Di wilayah hukum perdata status sosial mereka sudah terlebih dahulu menetapkan posisi kasus mereka manakala lawan yang dihadapi adalah orang, atau badan yang memiliki status yang lebih tinggi, atau bahkan badan pemerintah yang melakukan perbuatan hukum perdata. Ini terlihat dalam banyak kasus-kasus sengketa tanah.

Masyarakat miskin juga menjadi pihak yang paling rentan atas kebijakan publik. Mereka tidak memiliki daya untuk mempertahankan hak-hak hukumnya dari kebijakan penggusuran, pengusiran, dan relokasi tempat usaha, padahal tidak jarang mereka memiliki legalitas yang kuat, atau setidaknya memiliki legalitas ‘palsu’ dikarenakan keterlibatan oknum aparat tetapi tetap saja, hak-hak mereka terabaikan akibat lemahnya akses mereka atas keadilan dalam sistem hukum kita.

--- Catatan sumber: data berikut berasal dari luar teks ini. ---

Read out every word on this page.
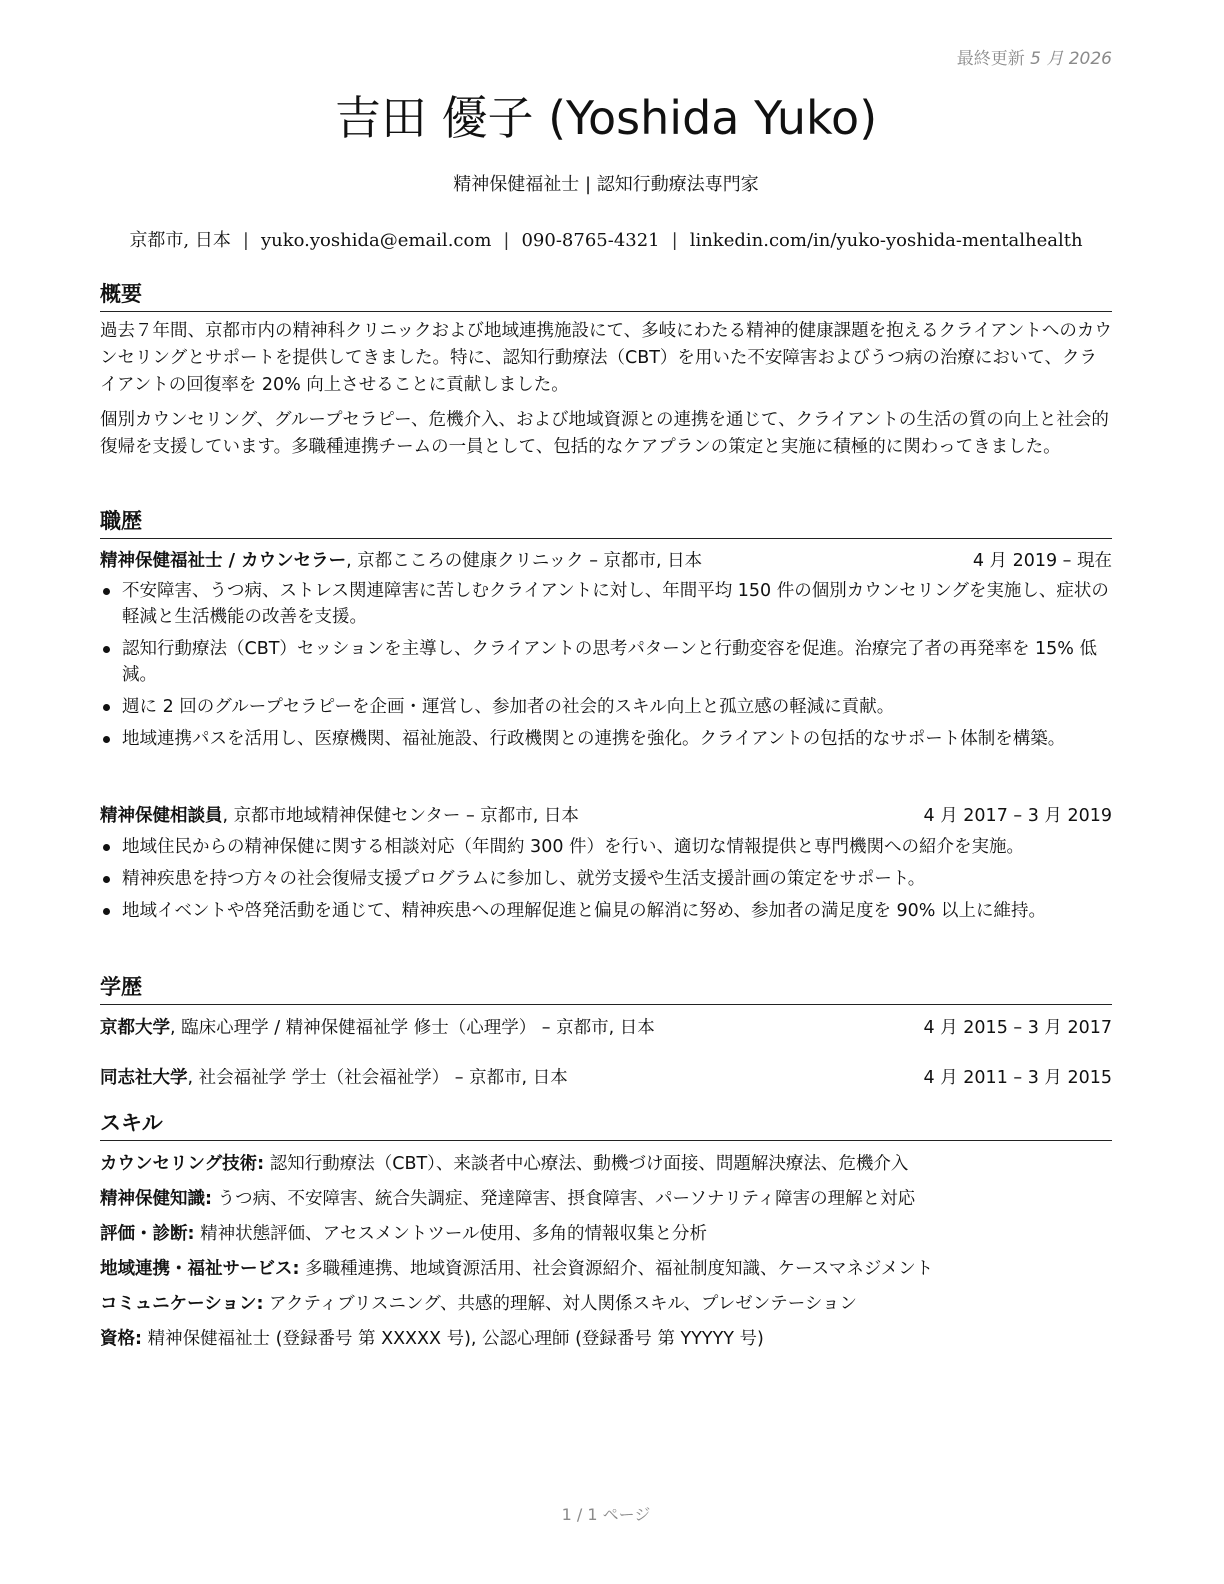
最終更新 5 月 2026
吉田 優子 (Yoshida Yuko)
精神保健福祉士 | 認知行動療法専門家
京都市, 日本 | yuko.yoshida@email.com | 090-8765-4321 | linkedin.com/in/yuko-yoshida-mentalhealth
概要

過去７年間、京都市内の精神科クリニックおよび地域連携施設にて、多岐にわたる精神的健康課題を抱えるクライアントへのカウンセリングとサポートを提供してきました。特に、認知行動療法（CBT）を用いた不安障害およびうつ病の治療において、クライアントの回復率を 20% 向上させることに貢献しました。

個別カウンセリング、グループセラピー、危機介入、および地域資源との連携を通じて、クライアントの生活の質の向上と社会的復帰を支援しています。多職種連携チームの一員として、包括的なケアプランの策定と実施に積極的に関わってきました。

職歴
精神保健福祉士 / カウンセラー, 京都こころの健康クリニック – 京都市, 日本	4 月 2019 – 現在
不安障害、うつ病、ストレス関連障害に苦しむクライアントに対し、年間平均 150 件の個別カウンセリングを実施し、症状の軽減と生活機能の改善を支援。
認知行動療法（CBT）セッションを主導し、クライアントの思考パターンと行動変容を促進。治療完了者の再発率を 15% 低減。
週に 2 回のグループセラピーを企画・運営し、参加者の社会的スキル向上と孤立感の軽減に貢献。
地域連携パスを活用し、医療機関、福祉施設、行政機関との連携を強化。クライアントの包括的なサポート体制を構築。
精神保健相談員, 京都市地域精神保健センター – 京都市, 日本	4 月 2017 – 3 月 2019
地域住民からの精神保健に関する相談対応（年間約 300 件）を行い、適切な情報提供と専門機関への紹介を実施。
精神疾患を持つ方々の社会復帰支援プログラムに参加し、就労支援や生活支援計画の策定をサポート。
地域イベントや啓発活動を通じて、精神疾患への理解促進と偏見の解消に努め、参加者の満足度を 90% 以上に維持。
学歴
京都大学, 臨床心理学 / 精神保健福祉学 修士（心理学） – 京都市, 日本	4 月 2015 – 3 月 2017
同志社大学, 社会福祉学 学士（社会福祉学） – 京都市, 日本	4 月 2011 – 3 月 2015
スキル
カウンセリング技術: 認知行動療法（CBT）、来談者中心療法、動機づけ面接、問題解決療法、危機介入
精神保健知識: うつ病、不安障害、統合失調症、発達障害、摂食障害、パーソナリティ障害の理解と対応
評価・診断: 精神状態評価、アセスメントツール使用、多角的情報収集と分析
地域連携・福祉サービス: 多職種連携、地域資源活用、社会資源紹介、福祉制度知識、ケースマネジメント
コミュニケーション: アクティブリスニング、共感的理解、対人関係スキル、プレゼンテーション
資格: 精神保健福祉士 (登録番号 第 XXXXX 号), 公認心理師 (登録番号 第 YYYYY 号)
1 / 1 ページ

Kasus-kasus yang telah disebutkan di atas tidak perlu terjadi kiranya kita memiliki sistem bantuan hukum yang memadai. Keberadaan sistem ini sangat penting tidak hanya untuk menjamin hak-hak hukum masyarakat miskin tetapi juga untuk menegakkan keadilan hukum itu sendiri.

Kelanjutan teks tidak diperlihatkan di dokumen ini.